Bien que le MK tire l’essentiel de son soutien de la base électorale de l’ANC, sa présence est ressentie par d’autres partis politiques tels que l’Inkatha Freedom Party (IFP), un parti nationaliste zoulou traditionaliste et principal opposant à l’ANC au KZN, et le parti économique. Freedom Fighters (EFF), qui a été formé par Julius Malema, un ancien leader de la jeunesse populaire de l’ANC.

Nhlanhla Xulu, 40 ans, propriétaire d’une flotte de taxis, est un ancien militant de l’IFP qui est aujourd’hui l’un des principaux organisateurs du MK à Felekisi, un village semi-urbain situé à environ 37 km au sud de Durban.

Tous ses véhicules, y compris les minibus-taxis, portent les couleurs du MK – vert, jaune et noir. Il dit que même les jeunes sont d’accord. « Porter des vêtements MK est devenu une déclaration de mode pour les jeunes qui en ont assez du statu quo. »

Xulu a déclaré que l’émergence de Zuma au sein du MK a ravivé son enthousiasme pour la politique.

« Moi-même, comme beaucoup de gens que je connais, j’avais prévu de ne pas voter, mais lorsque Zuma est arrivé et a fait des promesses, j’ai su que j’avais un nouveau foyer politique », a-t-il déclaré.

« Maintenant, notre campagne en tant que député dans cette région se déroule très bien et les gens sont impatients de rejoindre et de voter pour le parti MK. Venez le 29 mai [election day] MK surprendra beaucoup de gens.

« D’énormes dégâts »

Mais MK n’attire pas tout le monde.
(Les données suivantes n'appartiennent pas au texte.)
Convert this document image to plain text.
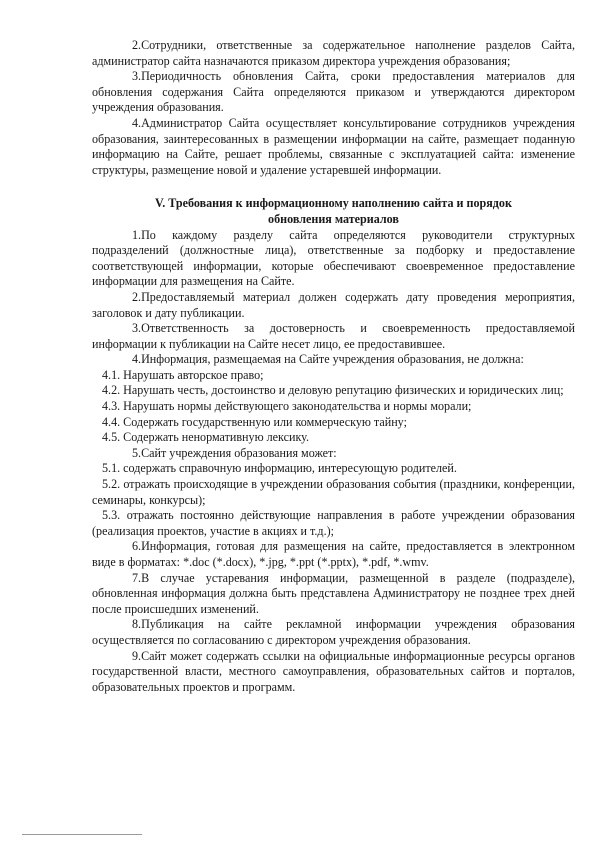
2.Сотрудники, ответственные за содержательное наполнение разделов Сайта, администратор сайта назначаются приказом директора учреждения образования;

3.Периодичность обновления Сайта, сроки предоставления материалов для обновления содержания Сайта определяются приказом и утверждаются директором учреждения образования.

4.Администратор Сайта осуществляет консультирование сотрудников учреждения образования, заинтересованных в размещении информации на сайте, размещает поданную информацию на Сайте, решает проблемы, связанные с эксплуатацией сайта: изменение структуры, размещение новой и удаление устаревшей информации.

V. Требования к информационному наполнению сайта и порядок

обновления материалов

1.По каждому разделу сайта определяются руководители структурных подразделений (должностные лица), ответственные за подборку и предоставление соответствующей информации, которые обеспечивают своевременное предоставление информации для размещения на Сайте.

2.Предоставляемый материал должен содержать дату проведения мероприятия, заголовок и дату публикации.

3.Ответственность за достоверность и своевременность предоставляемой информации к публикации на Сайте несет лицо, ее предоставившее.

4.Информация, размещаемая на Сайте учреждения образования, не должна:

4.1. Нарушать авторское право;

4.2. Нарушать честь, достоинство и деловую репутацию физических и юридических лиц;

4.3. Нарушать нормы действующего законодательства и нормы морали;

4.4. Содержать государственную или коммерческую тайну;

4.5. Содержать ненормативную лексику.

5.Сайт учреждения образования может:

5.1. содержать справочную информацию, интересующую родителей.

5.2. отражать происходящие в учреждении образования события (праздники, конференции, семинары, конкурсы);

5.3. отражать постоянно действующие направления в работе учреждении образования (реализация проектов, участие в акциях и т.д.);

6.Информация, готовая для размещения на сайте, предоставляется в электронном виде в форматах: *.doc (*.docx), *.jpg, *.ppt (*.pptx), *.pdf, *.wmv.

7.В случае устаревания информации, размещенной в разделе (подразделе), обновленная информация должна быть представлена Администратору не позднее трех дней после происшедших изменений.

8.Публикация на сайте рекламной информации учреждения образования осуществляется по согласованию с директором учреждения образования.

9.Сайт может содержать ссылки на официальные информационные ресурсы органов государственной власти, местного самоуправления, образовательных сайтов и порталов, образовательных проектов и программ.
Certains électeurs ont déclaré qu’ils resteraient fidèles à leurs anciens partis. «Je ne suis pas les individus [like Zuma]. Je suis un parti basé sur des principes. Je voterai pour l’ANC, comme je le fais toujours », a déclaré Andile Sibiya, 28 ans, alors qu’il regardait le convoi de campagne des députés passer devant chez lui à KwaDabeka, à l’ouest de Durban.

Un peu plus de 27 millions de Sud-Africains se sont inscrits sur les listes électorales lors des prochains scrutins. Le Gauteng, la province la plus peuplée du pays avec plus de sept millions d’électeurs inscrits, et le KwaZulu-Natal, avec 5,7 millions d’électeurs, sont les principaux champs de bataille.
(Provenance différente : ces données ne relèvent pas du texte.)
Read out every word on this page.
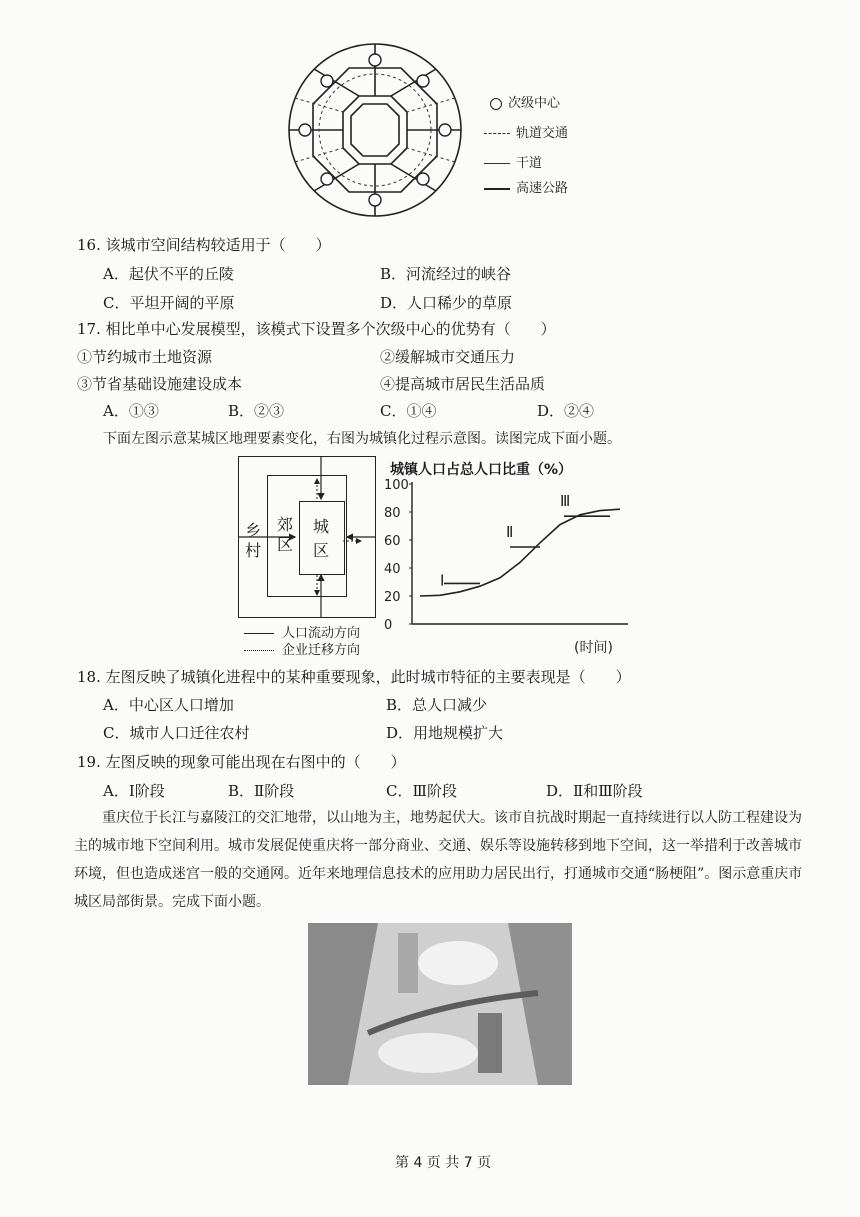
次级中心
轨道交通
干道
高速公路
16. 该城市空间结构较适用于（　　）
A．起伏不平的丘陵	B．河流经过的峡谷
C．平坦开阔的平原	D．人口稀少的草原
17. 相比单中心发展模型，该模式下设置多个次级中心的优势有（　　）
①节约城市土地资源	②缓解城市交通压力
③节省基础设施建设成本	④提高城市居民生活品质
A．①③	B．②③	C．①④	D．②④
下面左图示意某城区地理要素变化，右图为城镇化过程示意图。读图完成下面小题。
乡
村
郊
区
城
区
人口流动方向
企业迁移方向
城镇人口占总人口比重（%）
0
20
40
60
80
100
Ⅰ
Ⅱ
Ⅲ
(时间)
18. 左图反映了城镇化进程中的某种重要现象，此时城市特征的主要表现是（　　）
A．中心区人口增加	B．总人口减少
C．城市人口迁往农村	D．用地规模扩大
19. 左图反映的现象可能出现在右图中的（　　）
A．Ⅰ阶段	B．Ⅱ阶段	C．Ⅲ阶段	D．Ⅱ和Ⅲ阶段
重庆位于长江与嘉陵江的交汇地带，以山地为主，地势起伏大。该市自抗战时期起一直持续进行以人防工程建设为主的城市地下空间利用。城市发展促使重庆将一部分商业、交通、娱乐等设施转移到地下空间，这一举措利于改善城市环境，但也造成迷宫一般的交通网。近年来地理信息技术的应用助力居民出行，打通城市交通“肠梗阻”。图示意重庆市城区局部街景。完成下面小题。
第 4 页 共 7 页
Un t-shirt griffé uMkhonto weSizwe PartyUn stand vend un T-shirt de la marque uMkhonto weSizwe avec une image de l’ancien président sud-africain Jacob Zuma avec le président russe Vladimir Poutine à Durban, Afrique du Sud [File: Rogan Ward/Reuters]

Le mois dernier, une enquête menée auprès des électeurs par la Fondation Brenthurst, un groupe de réflexion basé à Johannesburg, a indiqué qu’à l’échelle nationale, le soutien à l’ANC était tombé à 39 pour cent, l’opposition la plus proche, l’Alliance démocratique (DA), gagnant du terrain avec 27 pour cent.

La même enquête révèle qu’au KZN, le parti MK de Zuma devrait être le plus important, avec 25 pour cent des voix. L’ANC (20 pour cent), le DA (19 pour cent) et l’IFP (19 pour cent) sont au coude à coude et un gouvernement provincial de coalition est susceptible de gouverner la province.

Le sondage suggère également qu’un gouvernement de coalition nationale est très probable après les élections générales.

« Il ne fait aucun doute que le parti MK va causer d’énormes dégâts à l’ANC, en particulier au KZN, où la direction de l’ANC est faible et est perçue comme arrogante », a déclaré l’analyste politique Ndlovu.

Au-delà du KZN, il a déclaré que « son succès sera très limité », attribuant cela au « nationalisme ethnique zoulou » qui était davantage un moteur de soutien dans la province d’origine de Zuma.

Mais Ndlovu a également reconnu la popularité de l’ancien président comme un facteur de motivation en soi : « Beaucoup de gens en ont assez des niveaux élevés de criminalité, de corruption, de pauvreté et de chômage, et ils voient Zuma comme leur chef spirituel ou leur Messie », a-t-il déclaré.